From Privacy to Free Speech: Rights Ordinary indians Still Struggle to Access

Rights exist on paper. On the ground, they depend on who you are and who you annoy.

Privacy is now a fundamental right. Yet india runs one of the world’s largest surveillance systems with minimal transparency. Facial recognition cameras monitor public spaces, telecom data is accessed without warrants, and citizens barely know when or why they are being tracked.

Free speech exists — until it targets powerful figures. social media users are arrested for posts that would be ignored in democratic nations. Protesters are detained under broad laws that treat dissent like disorder. indian citizens can speak freely, but not safely.

Police excess — another silent crisis — disproportionately impacts the poor and marginalised. Custodial deaths continue, investigations drag for years, and accountability is rare.
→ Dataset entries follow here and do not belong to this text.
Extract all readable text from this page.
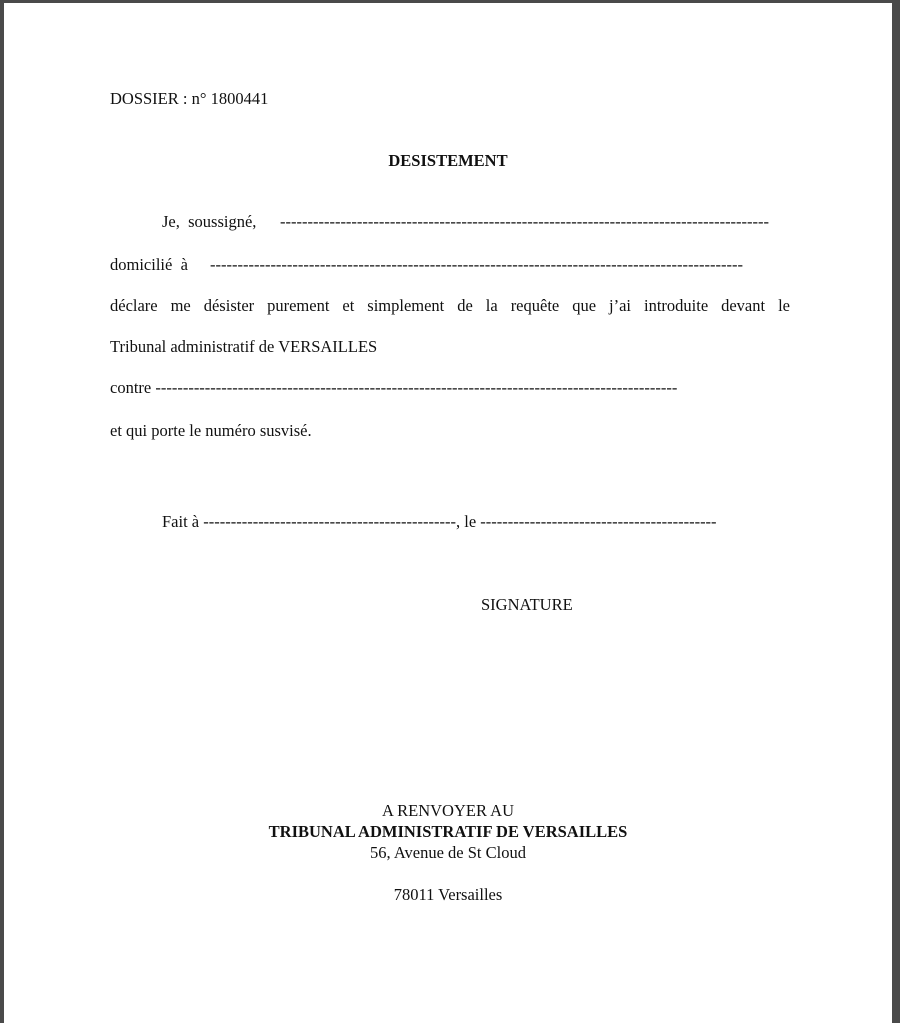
DOSSIER : n° 1800441
DESISTEMENT
Je,  soussigné, -----------------------------------------------------------------------------------------
domicilié  à -------------------------------------------------------------------------------------------------
déclare me désister purement et simplement de la requête que j’ai introduite devant le
Tribunal administratif de VERSAILLES
contre -----------------------------------------------------------------------------------------------
et qui porte le numéro susvisé.
Fait à ----------------------------------------------, le -------------------------------------------
SIGNATURE
A RENVOYER AU
TRIBUNAL ADMINISTRATIF DE VERSAILLES
56, Avenue de St Cloud
78011 Versailles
Videos of violence circulate online, but reform remains cosmetic.

Courts are overburdened, ensuring justice moves so slowly that rights lose meaning. A right delayed is a right denied — but delays are no accident. A slow judiciary benefits the powerful.

The Constitution guarantees dignity, liberty, equality.
But in practice, your rights depend on your caste, class, political alignment, and sometimes your luck.

A democracy is judged not by how it treats the compliant,
but by how it treats the inconvenient.
On that test, india still scores painfully low.